Should I just remove paragraph 8b from the letter, renumber the remainder of paragraph 8, and then submit the remainder of the letter and draft order as provided?

Thanks!

Yes. Remove 8(b) and reorder the other sub-paras.

The time stamped photos do not evidence a "period of parking" because it has to be mentioned in the NtD and the NtK. Also, evidence of the vehicle parked for only 2 minutes does not show that the driver could have simply been "considering" the contractual signs before deciding not to accept and drive away. There is a minimum consideration period that has to be allowed before the driver can be contractually liable.
Never argue with stupid people. They will drag you down to their level and then beat you with experience” - Mark Twain

Much appreciated - all sent!

A brief letter received from HMCTS this morning:

"I acknowledge receipt of your defence.  A copy is being served on the claimant (or the claimant's solicitor).  The claimant may contact you direct to attempt to resolve any dispute.  If the dispute cannot be resolved informally, the claimant will inform the court that he wishes to proceed.  The court will then inform you of what will happen.

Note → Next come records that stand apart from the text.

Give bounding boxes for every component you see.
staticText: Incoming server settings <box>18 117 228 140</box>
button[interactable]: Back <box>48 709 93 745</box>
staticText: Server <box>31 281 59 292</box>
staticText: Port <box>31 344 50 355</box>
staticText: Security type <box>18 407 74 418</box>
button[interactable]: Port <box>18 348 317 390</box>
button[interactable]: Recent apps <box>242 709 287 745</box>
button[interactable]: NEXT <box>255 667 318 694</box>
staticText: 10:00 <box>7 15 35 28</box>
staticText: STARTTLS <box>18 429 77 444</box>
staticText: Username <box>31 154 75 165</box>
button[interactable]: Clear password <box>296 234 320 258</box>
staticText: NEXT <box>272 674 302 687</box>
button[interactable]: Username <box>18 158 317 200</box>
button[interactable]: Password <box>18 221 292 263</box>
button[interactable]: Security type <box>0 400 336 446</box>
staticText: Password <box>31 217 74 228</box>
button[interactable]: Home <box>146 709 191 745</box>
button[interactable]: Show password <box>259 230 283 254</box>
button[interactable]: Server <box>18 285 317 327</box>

"Where he wishes to proceed, the claimant must contact the court within 28 days after receiving a copy of your defence.  After that period has elapsed, the claim will be stayed.  The only action the claimant can then take will be to apply to a judge for an order lifting the stay."


I assume that this is just an automatically-generated letter, following my previous submission?  Based on the submission made and the points raised (disregarding the other issues with the ability of NTC to actually bring a valid claim), is it likely that NTC's/BW Legal's next course of action would be to discontinue the claim and start again, addressing the procedural points raised?